Tuesday, May 15, 2012

Better-than-CafeRio Salad

Romain lettuce, pico de gallo, avocado slices, black beans, cilantro lime rice, corn
Optional: Dressing listed below, homemade flour tortilla, chips

Pico de gallo
3 tomatoes, diced
1 cucumber, diced
1/4 onion, finely diced
1 lime, juiced
1/2 bunch cilantro, chopped
1/2 tsp garlic RealSalt

Mix together.

Black beans
Refer to previous post

Cilantro Lime Rice
2 c. long grain brown rice
3 T coconut oil
1/4 onion, diced
1 T Braggs apple cider vinegar
1 lime, juiced
2 tsp garlic RealSalt
4 c. vegetable broth
1/2 bunch cilantro, chopped

Soak rice overnight (optional).  Drain water and saute rice and onion in coconut oil until rice is lightly toasted.  Add rest of ingredients except for cilantro.  Bring to a boil and reduce heat to simmer.  Cover with lid.  Once all liquid has been absorbed, gently fold in the cilantro.  Serve.

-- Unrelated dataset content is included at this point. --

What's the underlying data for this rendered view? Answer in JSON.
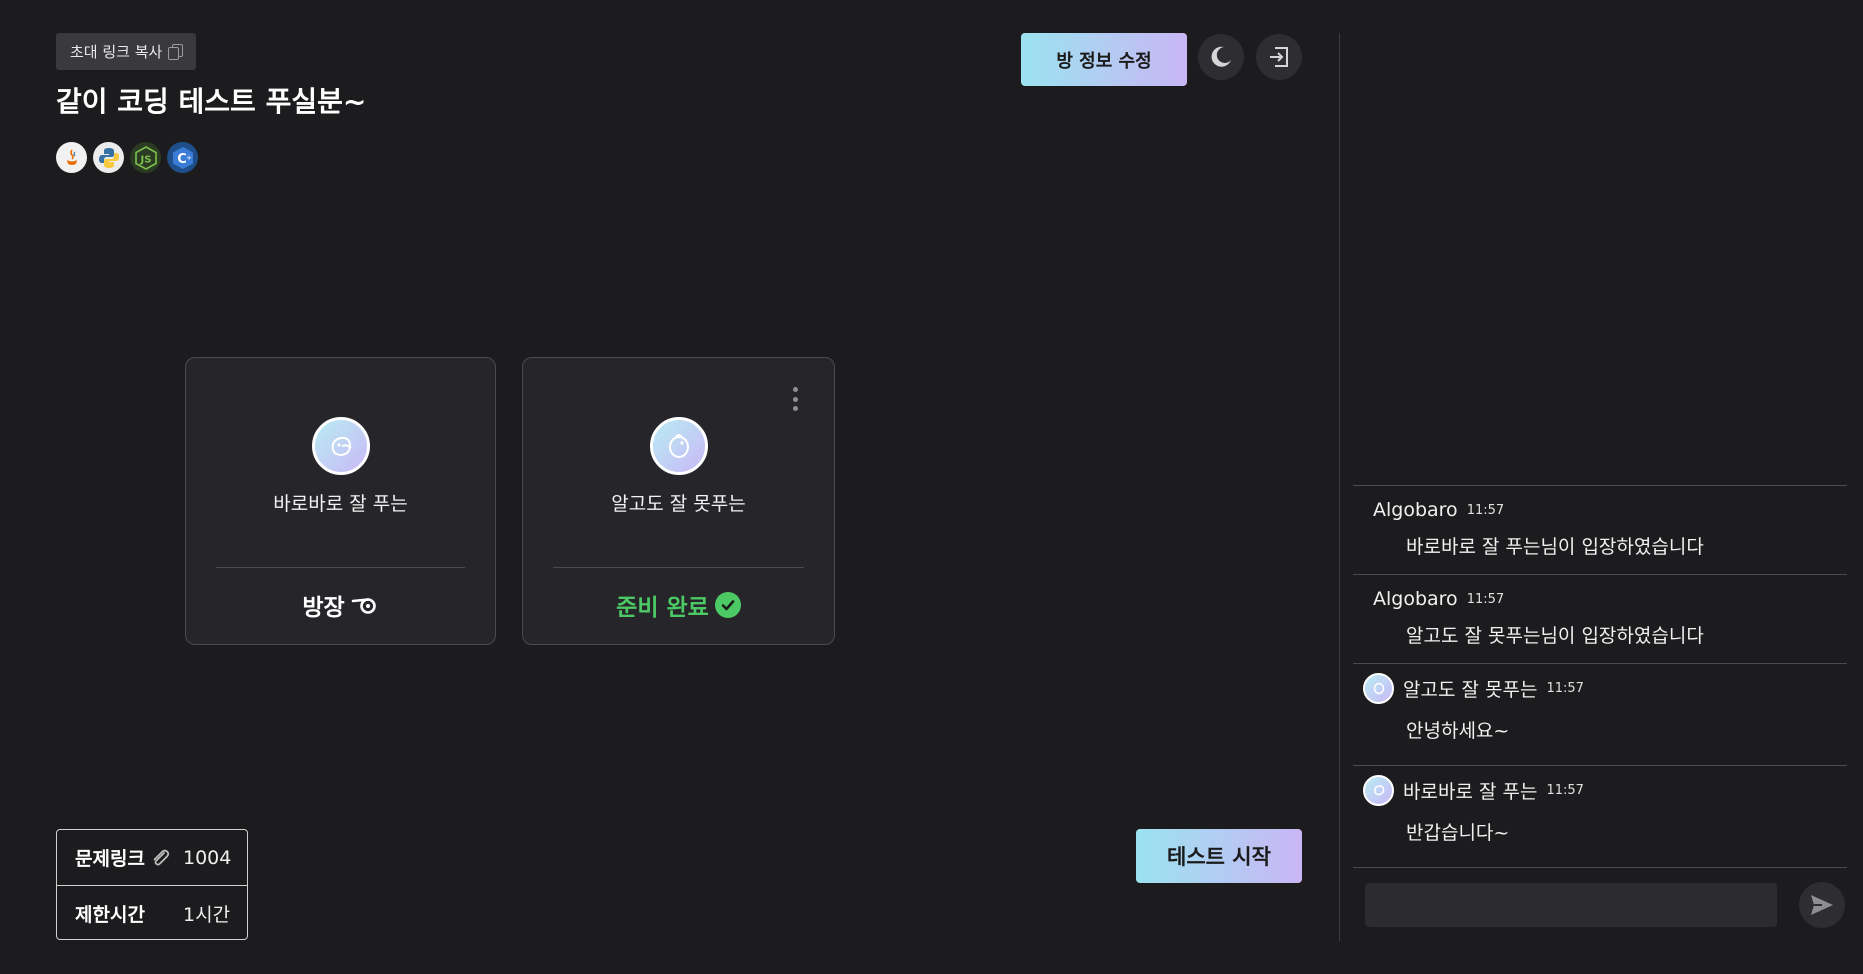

Today I mixed everything together.  Normally I serve this Cafe Rio style with a tortilla on the bottom, then lots of lettuce, then scoops of everything else on top.  Either way works well.

Green Ranch
32 oz Straus plain yogurt
2 tsp season RealSalt
2 tsp onion RealSalt
2 cloves garlic
1 tsp dry dill
1 tsp parsley
1/4 tsp cumin
1 c. extra virgin olive oil
1 bunch cilantro, chopped

Whisk all ingredients except the oil and cilantro together in a bowl.  Place half the copped cilantro in bowl.  In a blender, puree the other half of the cilantro with the oil.  Whisk the two mixtures together.  Serve.  Note: this makes about 32 oz of dressing, so you may want to reduce by half.